Emboldened by his initial success, Ren joined forces with another manager, Ma Xiangjing, to perpetrate the same crime on a far larger scale. During March and April 2007, the two stole 32.96 million yuan (c. US$4.3 million), and spent almost the entire amount—31.25 million yuan—on lottery tickets. This time, however, they were unsuccessful, and did not win enough to replace the money they stole. In desperation, they stole six cash boxes containing a further 18 million yuan (c. US$2.3 million) on April 14, spending 14 million yuan in a single day in an effort to recover their losses. Despite Handan reporting record lottery ticket sales, the two recouped only 98,000 yuan (c. US$12,700).

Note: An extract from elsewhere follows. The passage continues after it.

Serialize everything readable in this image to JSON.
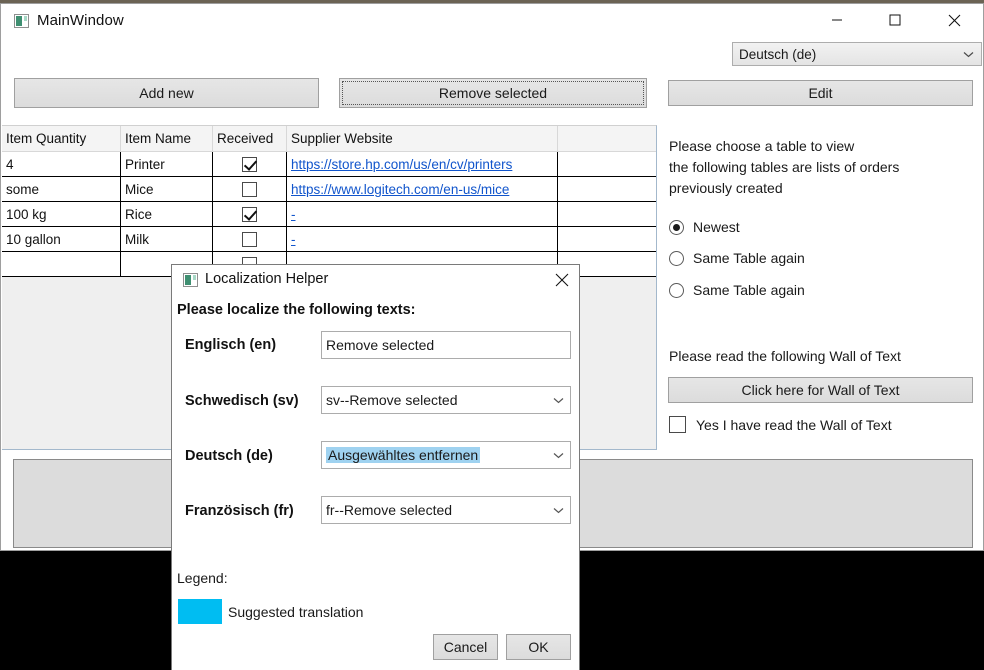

== Investigation and arrests ==
On 16 April 2007, ABC branch managers discovered the missing money and notified the People's Police. With insufficient funds to cover the losses, Ren and Ma used their meager winnings to buy fake identification and flee. This prompted an extensive manhunt with the Public Security Ministry placing the two men on China's most wanted list. Ma was arrested in Beijing on 18 April, while Ren was found a day later in Lianyungang, Jiangsu.

== Aftermath ==
Ren and Ma were charged with embezzlement by the Intermediate people's court, while Zhao and Zhang, the security guards, were charged with misappropriating public funds. A fifth man, Song Changhai, was also prosecuted for harbouring Ma while he was on the run. The three accomplices were all given sentences of up to five years in prison, while the two managers were sentenced to death. A landlord, a taxi driver and a car saleswoman in Lianyungang shared a 200,000 yuan reward for assisting police to arrest Ren.

In Handan, five employees of the bank were fired. Only 5.5 million yuan was ever recovered by the police, with the remainder squandered by the perpetrators' gambling.

Both Ren and Ma were executed by firing squad in Hebei province on 1 April 2008.